Thursday, November 18, 2010

1938 Buick Special Four-door Touring Sedan



"The greatness of the 1938 Buick, as with the Buicks which have preceded it, is not founded on its surpassing beauty and glorious comfort alone. The merit of this car springs from the painstaking precision with which each part and element is designed for its appointed function, and from the equally meticulous care with which such designs are executed by the great army of craftsmen manning the largest self-contained automobile factory in the world."

When you visit Havana, the sheer number of vintage Detroit Iron will blow you away, but Cuba's real automotive jewels often hide far away from the trouble of the big cities. This beautiful 1938 Buick Special Series 40, for instance, resides in the small rural town of Zaza Del Medio in central Cuba.

The roots of General Motors lie essentially in Buick. William Durant, then the president of Buick, created GM in 1908 as a holding company for his car enterprise. Subsequently, more brands were added, and together they formed the General Motors empire. Buicks were the solid money-makers in GM's portfolio for a long time, but things really kicked off, when GMs styling director Harley Earl was approached by chairman Harlow C. Curtice: "Design me a Buick you would like to own". The result were the striking 1936 models, which looked very sleek and streamlined with their raked windscreens, long fenders and fully integrated trunk. Sales skyrocketed in this year. This success didn't imply big changes for next year's lineup, but Harley Earl wasn't satisfied yet. New horizontal chrome bars and even longer fenders made for a major styling upgrade in 1937, that was largely the work of Frank Hershey, who later would become a leading stylist at Ford. Already then, "longer, lower and wider" was the formula Harley Earl used to make his latest cars more attractive. The 1937 Buick was without doubt one of the best looking cars America had to offer. The 1938 lineup refined these horizontal looks, and under the hood mechanical changes made a good car even better: as first manufacturer in the U.S., Buick applied coil springs all-around, which made for a much improved ride.
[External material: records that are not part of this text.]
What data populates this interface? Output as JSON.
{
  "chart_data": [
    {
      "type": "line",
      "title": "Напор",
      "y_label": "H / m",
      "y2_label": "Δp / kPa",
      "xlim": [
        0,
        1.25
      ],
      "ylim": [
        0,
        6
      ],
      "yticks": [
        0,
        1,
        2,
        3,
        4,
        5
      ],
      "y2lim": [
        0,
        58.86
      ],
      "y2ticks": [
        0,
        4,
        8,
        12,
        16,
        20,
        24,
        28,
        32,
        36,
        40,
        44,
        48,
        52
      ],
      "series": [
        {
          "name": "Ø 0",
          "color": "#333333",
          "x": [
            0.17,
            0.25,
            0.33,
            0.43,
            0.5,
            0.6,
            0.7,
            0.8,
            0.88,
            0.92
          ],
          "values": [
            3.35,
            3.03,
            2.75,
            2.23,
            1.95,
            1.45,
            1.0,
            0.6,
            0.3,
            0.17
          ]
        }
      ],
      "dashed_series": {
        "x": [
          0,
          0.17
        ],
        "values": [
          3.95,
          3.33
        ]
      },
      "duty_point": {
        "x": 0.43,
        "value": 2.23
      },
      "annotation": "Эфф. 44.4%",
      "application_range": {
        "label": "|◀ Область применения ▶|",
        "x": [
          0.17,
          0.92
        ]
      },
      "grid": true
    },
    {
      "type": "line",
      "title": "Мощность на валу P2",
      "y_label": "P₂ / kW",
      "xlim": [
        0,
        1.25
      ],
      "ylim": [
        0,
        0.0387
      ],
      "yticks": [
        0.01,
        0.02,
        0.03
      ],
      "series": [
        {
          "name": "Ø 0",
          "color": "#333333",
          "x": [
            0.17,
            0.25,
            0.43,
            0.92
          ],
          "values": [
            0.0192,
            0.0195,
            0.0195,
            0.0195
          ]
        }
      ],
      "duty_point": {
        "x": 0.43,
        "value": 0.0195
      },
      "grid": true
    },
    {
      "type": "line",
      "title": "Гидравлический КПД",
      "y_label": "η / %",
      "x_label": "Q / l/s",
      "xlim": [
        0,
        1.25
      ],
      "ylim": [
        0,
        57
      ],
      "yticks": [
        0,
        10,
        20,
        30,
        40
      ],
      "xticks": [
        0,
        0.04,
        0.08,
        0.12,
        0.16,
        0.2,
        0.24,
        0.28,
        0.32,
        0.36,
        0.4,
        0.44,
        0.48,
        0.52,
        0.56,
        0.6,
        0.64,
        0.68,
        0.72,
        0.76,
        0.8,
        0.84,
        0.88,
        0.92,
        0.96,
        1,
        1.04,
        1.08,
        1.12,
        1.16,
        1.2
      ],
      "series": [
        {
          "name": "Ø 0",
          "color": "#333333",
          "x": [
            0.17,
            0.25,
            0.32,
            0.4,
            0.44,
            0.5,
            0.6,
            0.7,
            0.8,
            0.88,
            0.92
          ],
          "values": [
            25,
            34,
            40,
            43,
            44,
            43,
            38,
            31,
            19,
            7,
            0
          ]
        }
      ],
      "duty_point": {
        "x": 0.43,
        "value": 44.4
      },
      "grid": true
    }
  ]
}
The build quality of these prewar cars is impeccable, and any comparison with a tank wouldn't be much out of place. Even today, after more than 70 years in service, this Buick Special runs with its original Dynaflash engine, and the trim parts still shine through a thin layer of patina. Try to achieve this with your current car, and in 70 years we'll add your photo to our blog...

1 Kommentare:

Paulo Levi said...

Wonderful car, like most other cars shown in your blog. Congratulations to you and to all the dedicated owners of these cars - and keep up the good work!